European patents and the London Agreement

In June 1999, France convened an intergovernmental conference of the member states of the European Patent Organisation. One of its aims was to reduce the cost of European patents. This conference laid the groundwork for the London Agreement which was concluded in October 2000.

Under Article 1 of the Agreement, any state having English, French or German as an official language agrees to dispense with the translation requirements. This provision affects Austria, Belgium, France, Germany, Ireland, Luxembourg, Monaco, Switzerland and the UK. Under the Agreement, these states agree to dispense with the translation of the description and the legends accompanying drawings into their national language when the language of the proceedings before the European Patent Office is not their national language. However, the claims will always be available in the three European Patent Office languages.

Only eight states (including France, Germany and the United Kingdom) need to ratify or accede to it.
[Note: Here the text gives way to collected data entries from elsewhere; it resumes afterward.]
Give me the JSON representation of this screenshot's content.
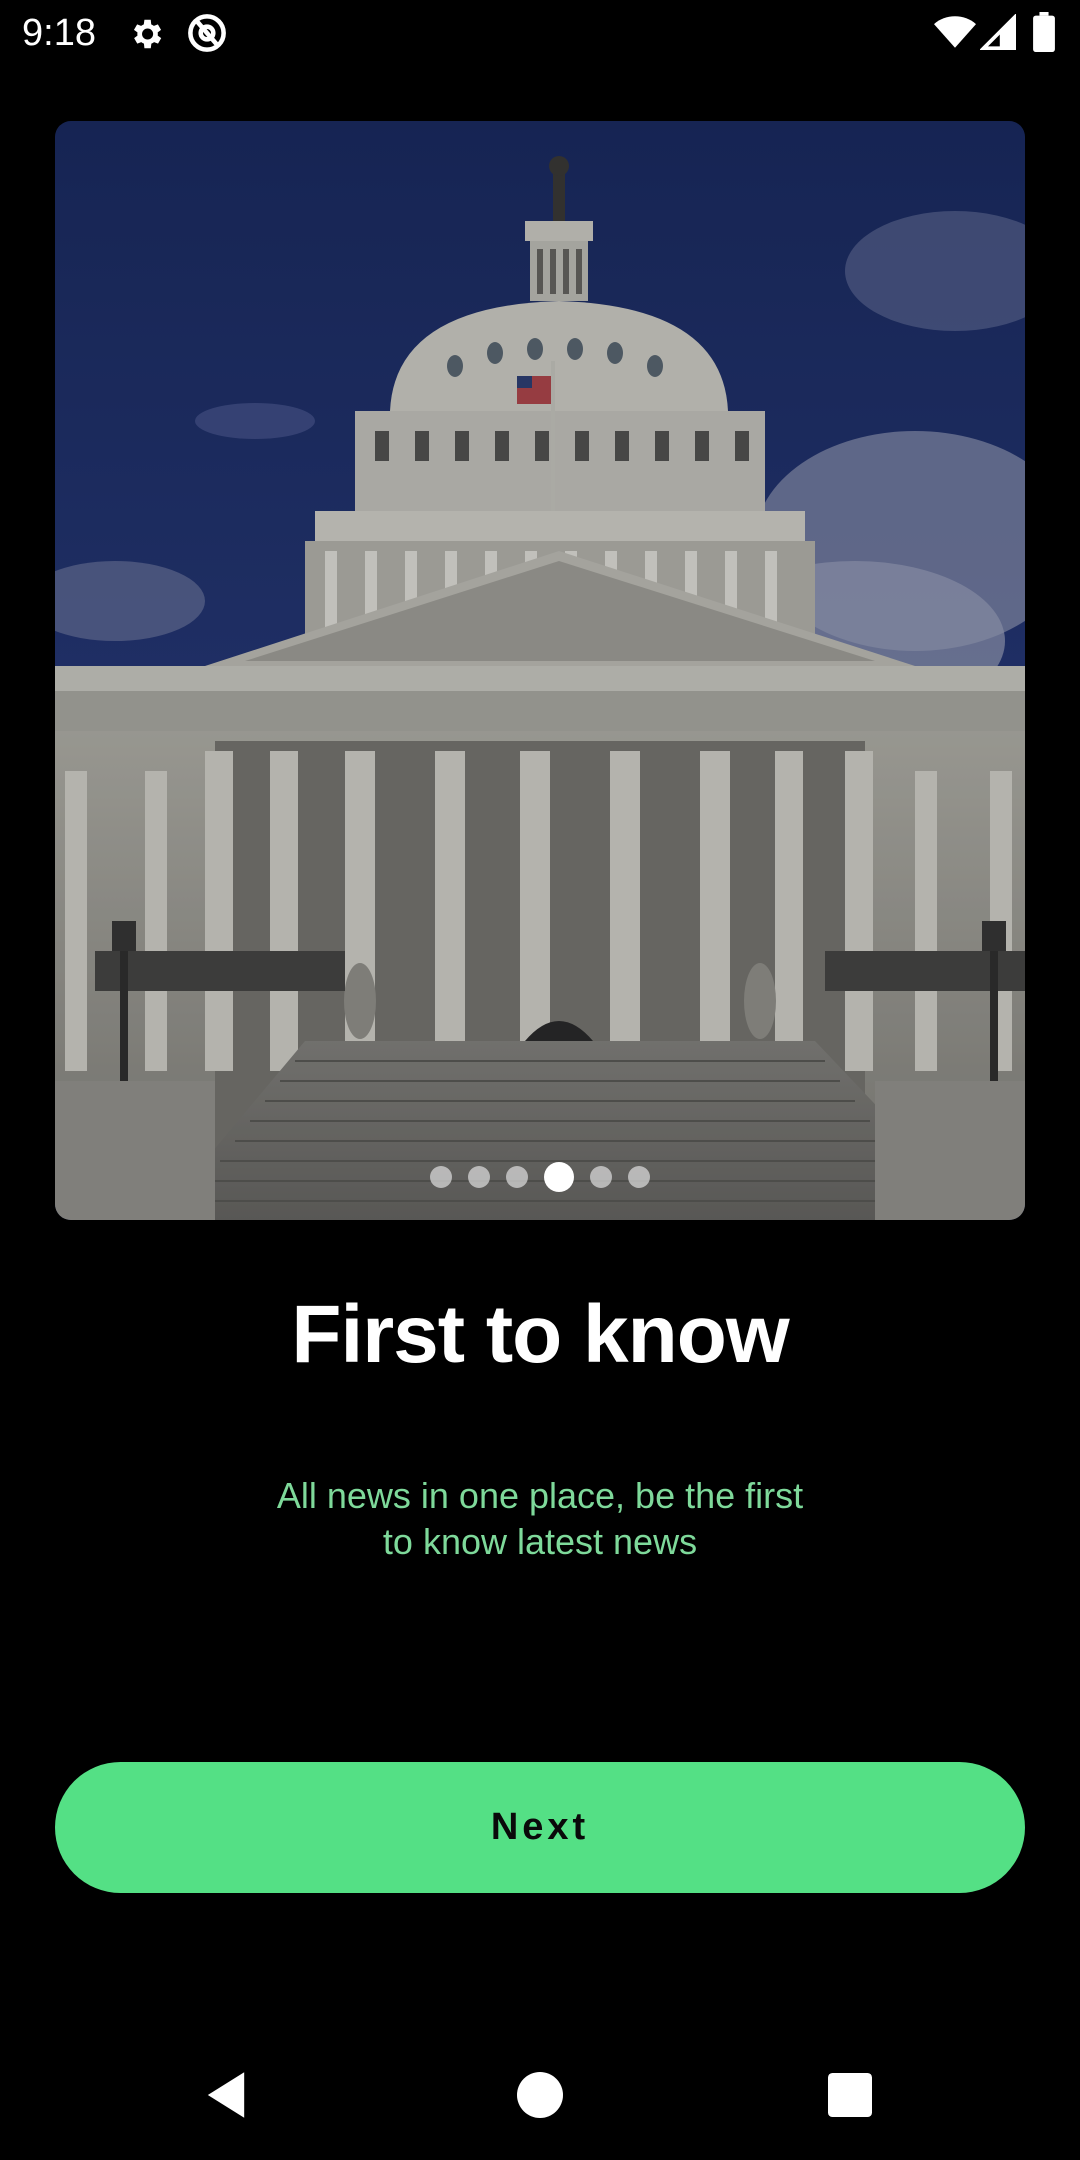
{
  "status_bar": {
    "time": "9:18",
    "icons": [
      "gear-icon",
      "at-sign-icon",
      "wifi-icon",
      "signal-icon",
      "battery-icon"
    ]
  },
  "onboarding": {
    "image_alt": "United States Capitol building",
    "pager": {
      "total": 6,
      "active_index": 3
    },
    "title": "First to know",
    "subtitle": "All news in one place, be the first to know latest news",
    "next_label": "Next"
  },
  "colors": {
    "background": "#000000",
    "accent": "#54e085",
    "subtitle": "#7ed99a",
    "title": "#ffffff"
  },
  "nav_bar": {
    "buttons": [
      "back-icon",
      "home-icon",
      "recents-icon"
    ]
  }
}
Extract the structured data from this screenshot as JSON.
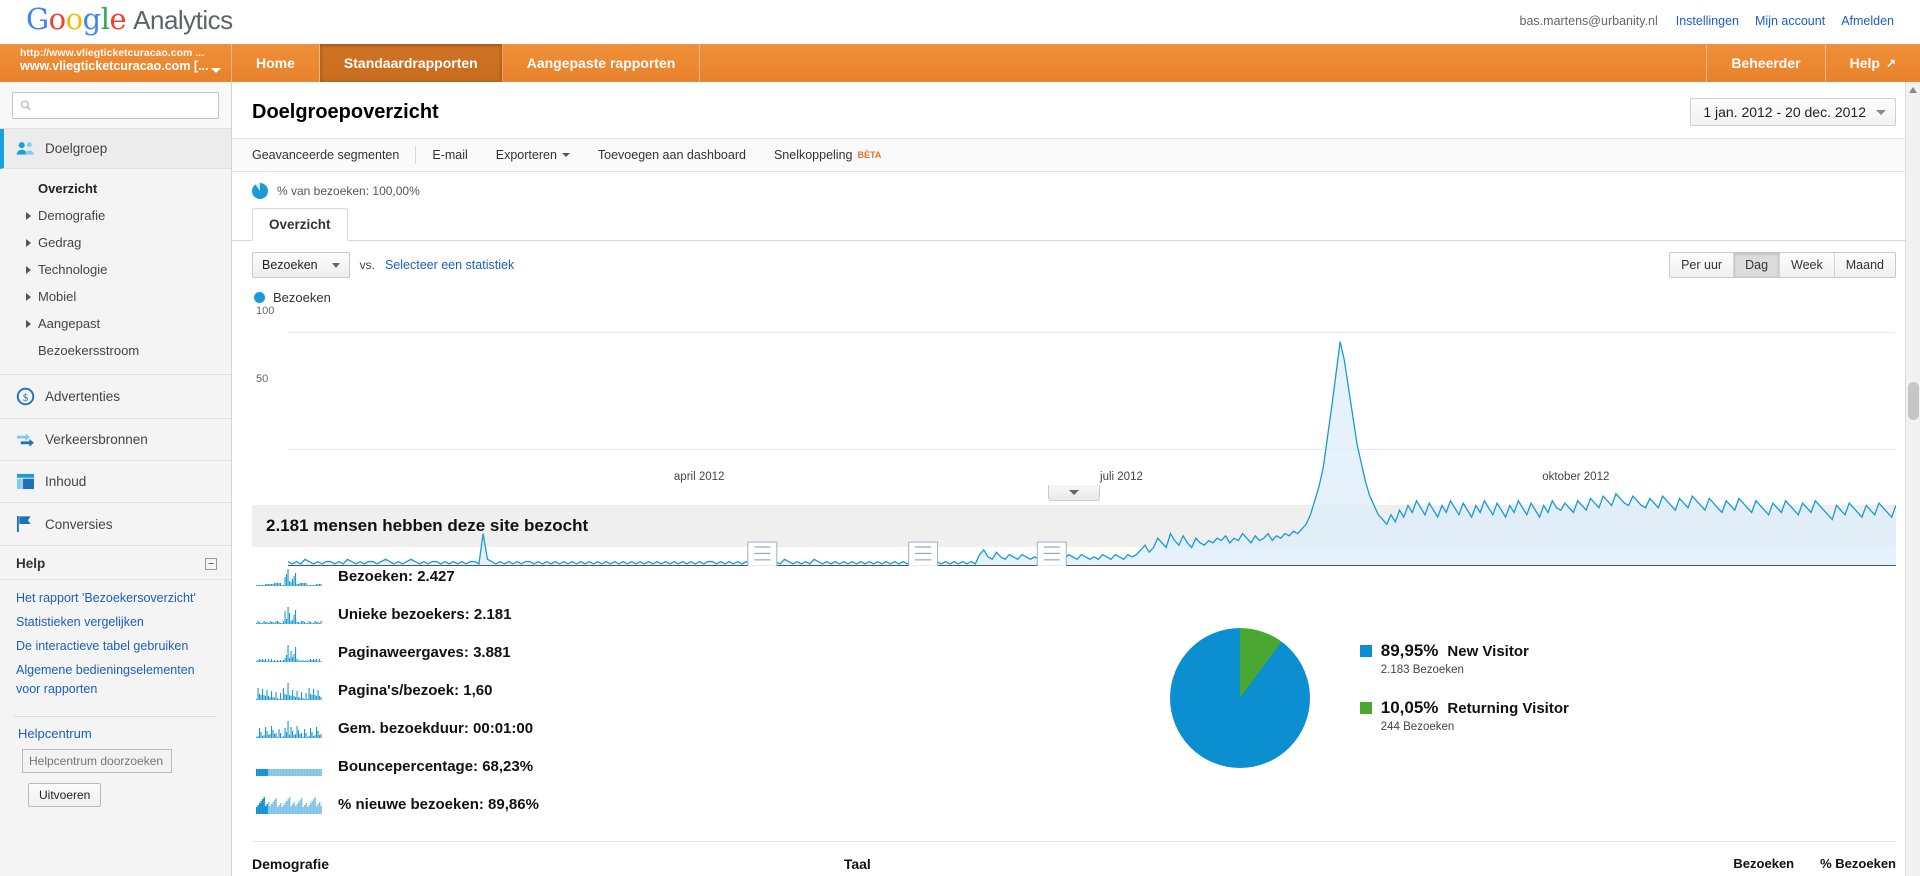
{
  "header": {
    "logo_google": "Google",
    "logo_product": "Analytics",
    "email": "bas.martens@urbanity.nl",
    "links": [
      "Instellingen",
      "Mijn account",
      "Afmelden"
    ]
  },
  "nav": {
    "profile_url": "http://www.vliegticketcuracao.com ...",
    "profile_name": "www.vliegticketcuracao.com [...",
    "tabs": [
      "Home",
      "Standaardrapporten",
      "Aangepaste rapporten"
    ],
    "active_tab": "Standaardrapporten",
    "right_items": [
      "Beheerder",
      "Help"
    ]
  },
  "sidebar": {
    "search_placeholder": "",
    "sections": [
      {
        "label": "Doelgroep",
        "icon": "audience-icon",
        "active": true
      },
      {
        "label": "Advertenties",
        "icon": "dollar-icon",
        "active": false
      },
      {
        "label": "Verkeersbronnen",
        "icon": "arrows-icon",
        "active": false
      },
      {
        "label": "Inhoud",
        "icon": "content-icon",
        "active": false
      },
      {
        "label": "Conversies",
        "icon": "flag-icon",
        "active": false
      }
    ],
    "doelgroep_subs": [
      {
        "label": "Overzicht",
        "expandable": false,
        "selected": true
      },
      {
        "label": "Demografie",
        "expandable": true,
        "selected": false
      },
      {
        "label": "Gedrag",
        "expandable": true,
        "selected": false
      },
      {
        "label": "Technologie",
        "expandable": true,
        "selected": false
      },
      {
        "label": "Mobiel",
        "expandable": true,
        "selected": false
      },
      {
        "label": "Aangepast",
        "expandable": true,
        "selected": false
      },
      {
        "label": "Bezoekersstroom",
        "expandable": false,
        "selected": false
      }
    ],
    "help_title": "Help",
    "help_links": [
      "Het rapport 'Bezoekersoverzicht'",
      "Statistieken vergelijken",
      "De interactieve tabel gebruiken",
      "Algemene bedieningselementen voor rapporten"
    ],
    "helpcentrum_label": "Helpcentrum",
    "helpcentrum_placeholder": "Helpcentrum doorzoeken",
    "helpcentrum_button": "Uitvoeren"
  },
  "page": {
    "title": "Doelgroepoverzicht",
    "date_range": "1 jan. 2012 - 20 dec. 2012",
    "toolbar": [
      "Geavanceerde segmenten",
      "E-mail",
      "Exporteren",
      "Toevoegen aan dashboard",
      "Snelkoppeling"
    ],
    "beta_badge": "BÈTA",
    "segment_text": "% van bezoeken: 100,00%",
    "tab_label": "Overzicht"
  },
  "chart_controls": {
    "metric": "Bezoeken",
    "vs_label": "vs.",
    "compare_link": "Selecteer een statistiek",
    "granularity": [
      "Per uur",
      "Dag",
      "Week",
      "Maand"
    ],
    "granularity_active": "Dag",
    "legend_label": "Bezoeken"
  },
  "summary_headline": "2.181 mensen hebben deze site bezocht",
  "stats": [
    {
      "label": "Bezoeken:",
      "value": "2.427"
    },
    {
      "label": "Unieke bezoekers:",
      "value": "2.181"
    },
    {
      "label": "Paginaweergaves:",
      "value": "3.881"
    },
    {
      "label": "Pagina's/bezoek:",
      "value": "1,60"
    },
    {
      "label": "Gem. bezoekduur:",
      "value": "00:01:00"
    },
    {
      "label": "Bouncepercentage:",
      "value": "68,23%"
    },
    {
      "label": "% nieuwe bezoeken:",
      "value": "89,86%"
    }
  ],
  "bottom": {
    "demografie_label": "Demografie",
    "taal_label": "Taal",
    "col_bezoeken": "Bezoeken",
    "col_pct_bezoeken": "% Bezoeken"
  },
  "colors": {
    "orange": "#e8822c",
    "blue": "#0c8fd0",
    "green": "#4aa832",
    "link": "#1b5fbe"
  },
  "chart_data": {
    "type": "line",
    "title": "Bezoeken",
    "xlabel": "",
    "ylabel": "Bezoeken",
    "ylim": [
      0,
      110
    ],
    "yticks": [
      50,
      100
    ],
    "grid": true,
    "legend": [
      "Bezoeken"
    ],
    "legend_position": "top-left",
    "x_tick_labels": [
      "april 2012",
      "juli 2012",
      "oktober 2012"
    ],
    "x_tick_positions_pct": [
      24.0,
      50.5,
      78.0
    ],
    "annotations_pct": [
      29.5,
      39.5,
      47.5
    ],
    "series": [
      {
        "name": "Bezoeken",
        "color": "#1a9ad6",
        "values": [
          2,
          1,
          2,
          1,
          3,
          2,
          1,
          2,
          1,
          2,
          2,
          1,
          2,
          1,
          3,
          2,
          1,
          2,
          1,
          2,
          2,
          1,
          2,
          3,
          2,
          1,
          2,
          1,
          2,
          3,
          2,
          1,
          2,
          1,
          2,
          2,
          1,
          2,
          1,
          2,
          1,
          2,
          1,
          2,
          2,
          1,
          14,
          3,
          2,
          1,
          2,
          1,
          2,
          1,
          2,
          1,
          2,
          2,
          1,
          2,
          1,
          2,
          1,
          2,
          1,
          2,
          1,
          2,
          1,
          2,
          1,
          2,
          1,
          2,
          1,
          2,
          1,
          2,
          1,
          2,
          1,
          2,
          1,
          2,
          1,
          2,
          1,
          2,
          1,
          2,
          1,
          2,
          1,
          2,
          1,
          2,
          1,
          2,
          1,
          2,
          2,
          1,
          2,
          1,
          2,
          1,
          2,
          1,
          2,
          1,
          2,
          1,
          2,
          4,
          3,
          2,
          1,
          3,
          2,
          1,
          2,
          1,
          2,
          1,
          3,
          2,
          1,
          2,
          1,
          2,
          1,
          2,
          1,
          2,
          1,
          2,
          1,
          2,
          1,
          2,
          1,
          2,
          1,
          2,
          1,
          2,
          1,
          2,
          1,
          2,
          1,
          2,
          1,
          2,
          1,
          2,
          1,
          2,
          1,
          2,
          1,
          2,
          1,
          5,
          7,
          4,
          3,
          6,
          4,
          3,
          5,
          4,
          3,
          5,
          4,
          3,
          4,
          3,
          5,
          4,
          3,
          5,
          4,
          3,
          5,
          4,
          3,
          5,
          4,
          3,
          4,
          3,
          5,
          4,
          3,
          5,
          4,
          3,
          5,
          4,
          5,
          7,
          9,
          6,
          8,
          12,
          10,
          8,
          14,
          11,
          9,
          13,
          10,
          8,
          12,
          10,
          9,
          11,
          10,
          12,
          11,
          13,
          10,
          12,
          11,
          14,
          12,
          10,
          13,
          11,
          12,
          14,
          11,
          13,
          12,
          14,
          13,
          15,
          14,
          16,
          18,
          22,
          28,
          34,
          42,
          55,
          68,
          82,
          96,
          88,
          76,
          64,
          52,
          44,
          36,
          30,
          26,
          22,
          20,
          18,
          22,
          19,
          24,
          21,
          26,
          23,
          28,
          25,
          22,
          27,
          24,
          21,
          26,
          23,
          28,
          25,
          22,
          27,
          24,
          21,
          26,
          23,
          28,
          25,
          22,
          27,
          24,
          21,
          26,
          23,
          28,
          25,
          22,
          27,
          24,
          21,
          26,
          23,
          28,
          25,
          24,
          27,
          25,
          23,
          28,
          26,
          24,
          29,
          27,
          25,
          30,
          28,
          26,
          31,
          29,
          27,
          26,
          30,
          28,
          26,
          25,
          29,
          27,
          25,
          30,
          28,
          26,
          24,
          29,
          27,
          25,
          30,
          28,
          26,
          24,
          29,
          27,
          25,
          23,
          28,
          26,
          24,
          29,
          27,
          25,
          23,
          28,
          26,
          24,
          22,
          27,
          25,
          23,
          28,
          26,
          24,
          22,
          27,
          25,
          23,
          28,
          26,
          24,
          22,
          20,
          26,
          24,
          22,
          27,
          25,
          23,
          21,
          26,
          24,
          22,
          27,
          25,
          23,
          21,
          26
        ]
      }
    ]
  }
}
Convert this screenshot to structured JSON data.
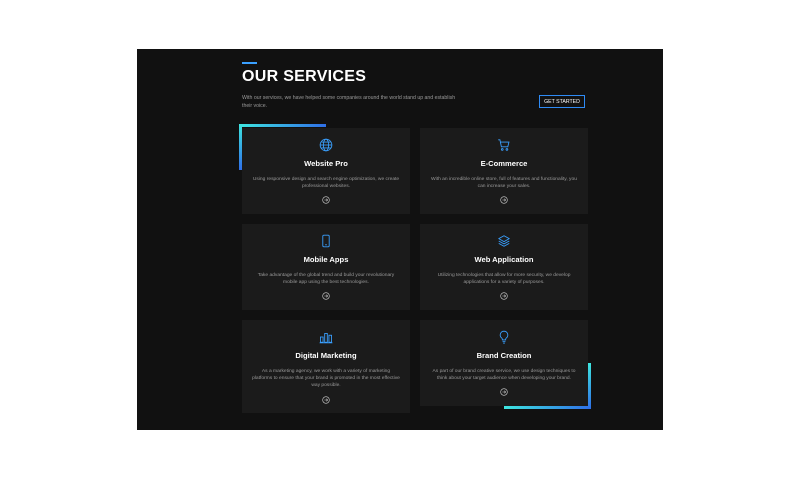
{
  "header": {
    "title": "OUR SERVICES",
    "intro": "With our services, we have helped some companies around the world stand up and establish their voice.",
    "cta_label": "GET STARTED"
  },
  "colors": {
    "accent": "#3aa0ff",
    "gradient_start": "#3ee6e0",
    "gradient_end": "#2f6fe8",
    "panel_bg": "#111111",
    "card_bg": "#1b1b1b"
  },
  "cards": [
    {
      "title": "Website Pro",
      "desc": "Using responsive design and search engine optimization, we create professional websites.",
      "icon": "globe-icon"
    },
    {
      "title": "E-Commerce",
      "desc": "With an incredible online store, full of features and functionality, you can increase your sales.",
      "icon": "shopping-cart-icon"
    },
    {
      "title": "Mobile Apps",
      "desc": "Take advantage of the global trend and build your revolutionary mobile app using the best technologies.",
      "icon": "smartphone-icon"
    },
    {
      "title": "Web Application",
      "desc": "Utilizing technologies that allow for more security, we develop applications for a variety of purposes.",
      "icon": "layers-icon"
    },
    {
      "title": "Digital Marketing",
      "desc": "As a marketing agency, we work with a variety of marketing platforms to ensure that your brand is promoted in the most effective way possible.",
      "icon": "bar-chart-icon"
    },
    {
      "title": "Brand Creation",
      "desc": "As part of our brand creative service, we use design techniques to think about your target audience when developing your brand.",
      "icon": "lightbulb-icon"
    }
  ]
}
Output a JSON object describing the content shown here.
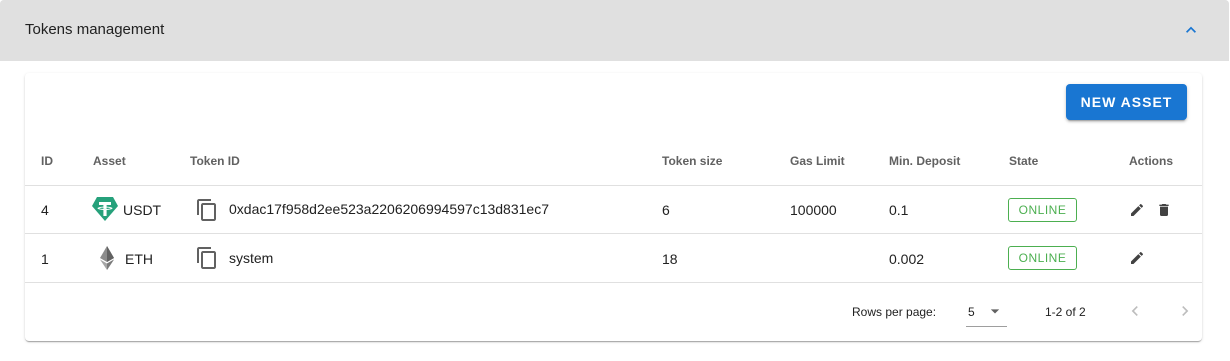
{
  "accordion": {
    "title": "Tokens management",
    "expand_icon": "chevron-up-icon"
  },
  "toolbar": {
    "new_asset_label": "NEW ASSET"
  },
  "colors": {
    "primary": "#1976d2",
    "online": "#4caf50",
    "tether": "#26a17b",
    "eth": "#8c8c8c"
  },
  "table": {
    "headers": {
      "id": "ID",
      "asset": "Asset",
      "token_id": "Token ID",
      "token_size": "Token size",
      "gas_limit": "Gas Limit",
      "min_deposit": "Min. Deposit",
      "state": "State",
      "actions": "Actions"
    },
    "rows": [
      {
        "id": "4",
        "asset": "USDT",
        "asset_icon": "tether-icon",
        "token_id": "0xdac17f958d2ee523a2206206994597c13d831ec7",
        "token_size": "6",
        "gas_limit": "100000",
        "min_deposit": "0.1",
        "state": "ONLINE",
        "actions": [
          "edit-icon",
          "delete-icon"
        ]
      },
      {
        "id": "1",
        "asset": "ETH",
        "asset_icon": "ethereum-icon",
        "token_id": "system",
        "token_size": "18",
        "gas_limit": "",
        "min_deposit": "0.002",
        "state": "ONLINE",
        "actions": [
          "edit-icon"
        ]
      }
    ]
  },
  "pagination": {
    "rows_per_page_label": "Rows per page:",
    "rows_per_page_value": "5",
    "range": "1-2 of 2"
  }
}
This means that the Agreement does not have to be ratified by all member states of the European Patent Organisation.

In July 2006, the Parliaments of ten states – Denmark, Germany, Iceland, Latvia, Monaco, Slovenia, Switzerland, the Netherlands, Sweden and the UK – had approved the Agreement.

According to the European Patent Office's own figures, about a quarter of the total lifetime cost of a European patent is at the validation stage. Without the cost of translations, this will be significantly reduced, making European patents much more attractive for all applicants and more competitive relative to US patents.

The countries that have approved the agreement account for 55% (7.8 trillion US dollars) of the GDP of the contracting states of the European Patent Convention (the EU plus Turkey, Switzerland, Liechtenstein and Monaco), which puts the value of the agreement into economic perspective. It is likely that countries such as Italy and Spain will come under pressure to accept the agreement.